The self-bond union of these two materials, produced via a thermally compressively bonded interface described herein, as mentioned above, as being a differentiated-material, transition-discontinuity-style interface, produces a composite structural panel assembly which exhibits (a) the strength that one would typically and intuitively associate with a unitary, homogeneous structure having the thickness and bulk of the principal, non-thermoformable body material, and (b) the light-weightness that one would typically and intuitively associate with a unitary, homogeneous structure having the thinness and low, apparent bulk of the thermoformable skin material. These “intuitive” associations, of course, would most probably come about, at least in part, because of a lack of an initial understanding of the appreciably different layer-density and internal-strength characteristics that are correctly associated with the two different materials that have been chosen for use in the panel structure of the invention.
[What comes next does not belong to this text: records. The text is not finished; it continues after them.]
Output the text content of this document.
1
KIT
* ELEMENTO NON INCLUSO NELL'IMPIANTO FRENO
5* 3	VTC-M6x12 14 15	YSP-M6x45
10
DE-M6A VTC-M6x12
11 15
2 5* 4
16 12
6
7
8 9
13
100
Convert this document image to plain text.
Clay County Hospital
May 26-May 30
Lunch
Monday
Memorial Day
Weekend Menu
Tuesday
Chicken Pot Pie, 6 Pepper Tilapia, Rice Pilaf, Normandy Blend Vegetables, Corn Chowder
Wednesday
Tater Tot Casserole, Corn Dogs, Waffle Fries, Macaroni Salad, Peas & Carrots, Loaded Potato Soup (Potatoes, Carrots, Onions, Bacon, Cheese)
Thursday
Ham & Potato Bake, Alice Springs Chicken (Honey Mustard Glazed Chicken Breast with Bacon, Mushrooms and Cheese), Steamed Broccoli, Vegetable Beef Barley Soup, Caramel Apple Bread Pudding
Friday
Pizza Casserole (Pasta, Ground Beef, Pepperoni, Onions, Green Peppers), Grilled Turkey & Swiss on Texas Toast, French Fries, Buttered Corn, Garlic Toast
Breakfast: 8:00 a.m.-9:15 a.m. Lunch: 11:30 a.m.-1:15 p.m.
Additionally, thermoformability of the skin, and thermal bonding of the skin to the body, uniquely allow for the fabrication, in several different ways, of a structural panel having, if desired, a complex surface topography (a) dictated by either or both of (1) pre-shaping of the bonding face of the non-thermoformable body, and/or (2) modest thermal-deformation-compression of the thermoformable skin material, and/or (3) a combination of these two approaches. Where body-material pre-shaping is employed, such pre-shaping telegraphs easily into the final panel configuration of the skin because of the skin's naturally offered thermo-configurational-deformability that is enabled and invoked during thermal-compression bonding of the body and the skin.
Many applications exist for the structural panel of this invention, including within-building wall and door applications, such as garage-door and hurricane-door- and window-panel applications, truck and trailed bed applications, vehicle door-panel applications, boating-structure applications, and many others.
These and other features which are offered by the layered, composite panel structure of the present invention will become more fully apparent as the description of the invention which shortly follows this text, is read in conjunction with the accompanying drawings.